I was furious with the media during the Republican National Convention, because we kept hearing widespread praise for the effectiveness of Paul Ryan's speech, rather than criticism for it being one lie after another.
Oh, media pundits generally recognized the lies (not on Fox, of course), but they didn't seem to think that was important. No, apparently it was a great speech, because the lies worked. And that was generally the reaction - the immediate reaction - to Mitt Romney's lies during the debate, too.
Shouldn't we be better than that? Shouldn't we expect our media to care about the truth? Shouldn't we care about the truth? Liars normally lie because the truth isn't on their side. And what does it say about us when style matters more than substance? What does it say about America when the Gish Gallop continues to work?
If you haven't had enough of this, here's a brief clip from The Young Turks:
Note that President Obama was not entirely honest, himself. I don't like that any better than Romney's lies. And I think it's a terrible tactic, too (if you're cynical enough to make that the critical point), because it makes it harder to criticize the Republicans.
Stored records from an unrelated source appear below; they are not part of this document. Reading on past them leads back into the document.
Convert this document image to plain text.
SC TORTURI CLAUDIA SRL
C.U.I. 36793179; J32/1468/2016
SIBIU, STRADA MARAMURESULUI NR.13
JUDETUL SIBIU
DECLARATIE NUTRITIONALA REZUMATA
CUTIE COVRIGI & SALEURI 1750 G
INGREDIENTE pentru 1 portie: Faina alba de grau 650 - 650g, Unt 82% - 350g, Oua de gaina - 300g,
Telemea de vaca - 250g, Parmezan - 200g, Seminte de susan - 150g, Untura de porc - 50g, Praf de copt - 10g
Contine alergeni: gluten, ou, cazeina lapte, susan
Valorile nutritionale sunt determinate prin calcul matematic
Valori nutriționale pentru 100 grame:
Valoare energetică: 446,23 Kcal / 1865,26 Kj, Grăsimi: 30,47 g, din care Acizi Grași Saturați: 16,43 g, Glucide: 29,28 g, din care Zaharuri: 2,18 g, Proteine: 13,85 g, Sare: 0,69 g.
But check out FactCheck.org, and don't just rely on the summary, which is misleading. They say that Obama's claim of Mitt Romney proposing a $5 trillion tax cut is not true. But the reason they say that is because Romney promises to offset those cuts and promises that he won't add to the deficit.
Of course, if you read further, you'll discover that Romney doesn't say how he'll do that and, indeed, that independent experts verify that he can't do what he says. The numbers just don't add up.
In reality, what Romney has promised would create a $5 trillion tax cut (over ten years) and would be heavily weighted towards cutting taxes on the wealthy,... unless you believe his vague promises that somehow that won't happen.
But few people are going to get that far into the details of it, and I guess that's one of our problems as a nation, isn't it?